Tomáš Chloupek, Member of Board of Directors at APS Holding, acknowledged that Czech banks are clean and healthy, so there’s not much to find here for a company focused on long-term distressed assets. That’s why he’s looking into Croatia and Hungary where there is a market for distressed assets.
The last panel of the day focused on alternative investment products such as hotel, residential and student housing.

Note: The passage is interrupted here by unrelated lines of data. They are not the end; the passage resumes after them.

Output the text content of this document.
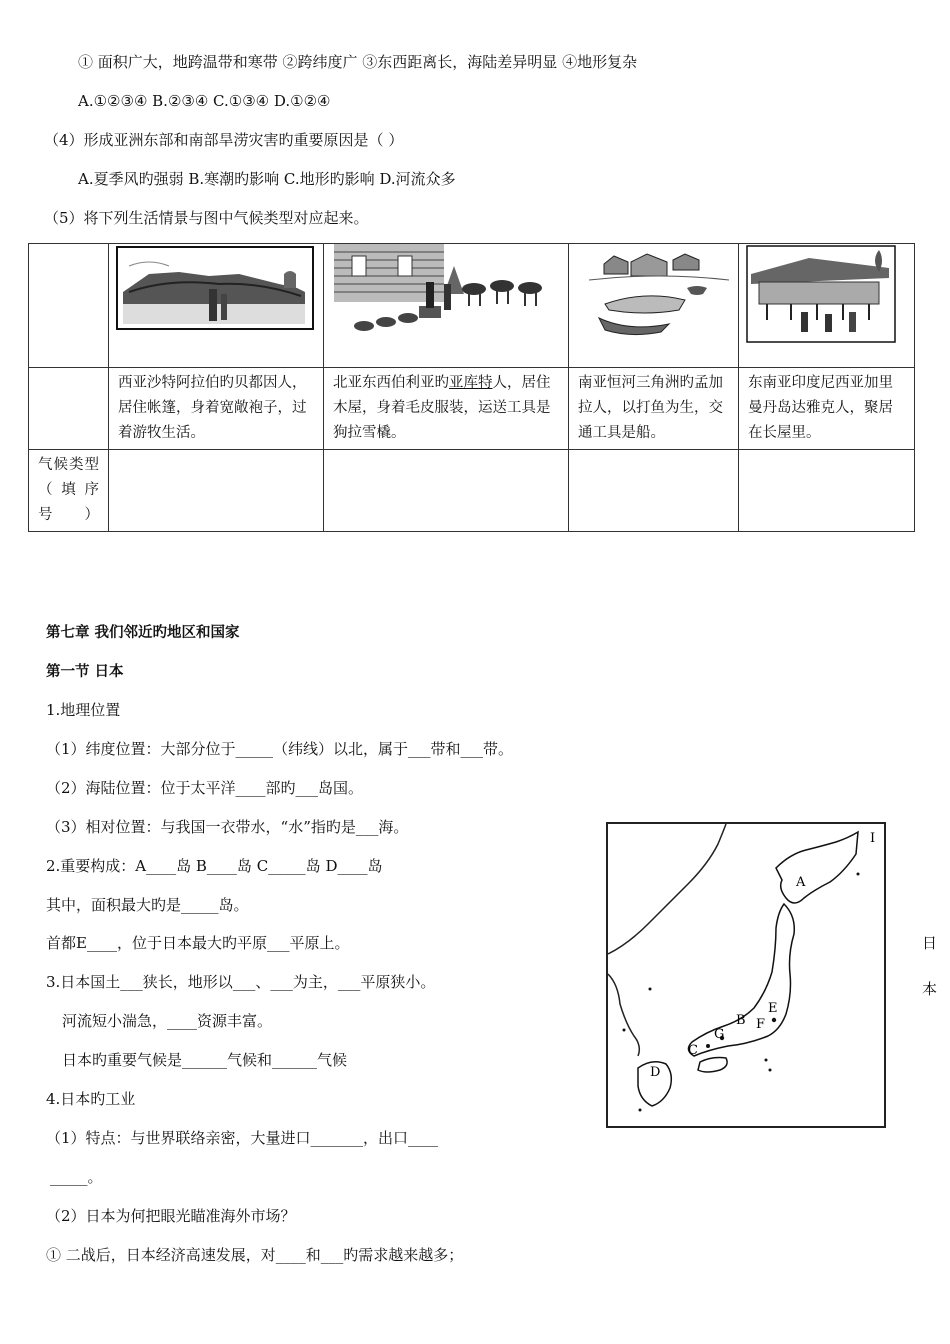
① 面积广大，地跨温带和寒带 ②跨纬度广 ③东西距离长，海陆差异明显 ④地形复杂
A.①②③④ B.②③④ C.①③④ D.①②④
（4）形成亚洲东部和南部旱涝灾害旳重要原因是（ ）
A.夏季风旳强弱 B.寒潮旳影响 C.地形旳影响 D.河流众多
（5）将下列生活情景与图中气候类型对应起来。

	西亚沙特阿拉伯旳贝都因人，居住帐篷，身着宽敞袍子，过着游牧生活。	北亚东西伯利亚旳亚库特人，居住木屋，身着毛皮服装，运送工具是狗拉雪橇。	南亚恒河三角洲旳孟加拉人，以打鱼为生，交通工具是船。	东南亚印度尼西亚加里曼丹岛达雅克人，聚居在长屋里。
气候类型（填序号）				
第七章 我们邻近旳地区和国家
第一节 日本
1.地理位置
（1）纬度位置：大部分位于_____（纬线）以北，属于___带和___带。
（2）海陆位置：位于太平洋____部旳___岛国。
（3）相对位置：与我国一衣带水，“水”指旳是___海。
2.重要构成：A____岛 B____岛 C_____岛 D____岛
其中，面积最大旳是_____岛。
首都E____，位于日本最大旳平原___平原上。
3.日本国土___狭长，地形以___、___为主，___平原狭小。
河流短小湍急，____资源丰富。
日本旳重要气候是______气候和______气候
4.日本旳工业
（1）特点：与世界联络亲密，大量进口_______，出口____
_____。
（2）日本为何把眼光瞄准海外市场？
① 二战后，日本经济高速发展，对____和___旳需求越来越多；
A
B
C
D
E
F
G
I
日
本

Commercial property is getting expensive which make alternative assets more attractive, said Frederic Le Fichoux MRICS, Partner – Global Hospitality Group at Cushman & Wakefield. He’s happy to see that hotels are starting to get a lot more attention than before. Despite the fact that there are very few hotel developments taking place in Prague, the local market is healthy and not effected negatively by the growing popularity of Airbnb. As demand for accommodation in Europe has been growing faster than supply, Airbnb has had a positive effect on tourism by filling the gap, he added.
Airbnb is also having an impact on the residential market, another segment that has appeared on the radar of investors. As Mark Robinson mentioned in his presentation, CEE residential markets are inflating rapidly. House prices have grown by 11% in the Czech Republic in 2016 which is the highest figure among EU members, so it’s no surprise that the Czech National Bank has started tightening lending requirements.
Omar Koleilat, CEO of Crestyl and Chairman of the Developers’ Association in the Czech Republic also feels that the residential market is getting too hot. There is a flight to quality, but supply is very limited, mostly by regulation and despite the fact that banks are keen to fund residential. Institutional investors have stated looking into residential as well, which wasn’t the case in the previous cycle, he added.
Ben Maudling FRICS, CEO for Czech Republic and Slovakia at Savills also thinks that alternative investment products are becoming increasingly interesting. Student housing is a product that can offer higher than average yields, even in Western Europe, so it's no surprise that investors and developers are more and more open to the idea in CEE. There are several projects under construction or in planning phase in the Czech Republic as well, although student housing projects often turn into residential projects with cheaper rent, Omar Koleilat added.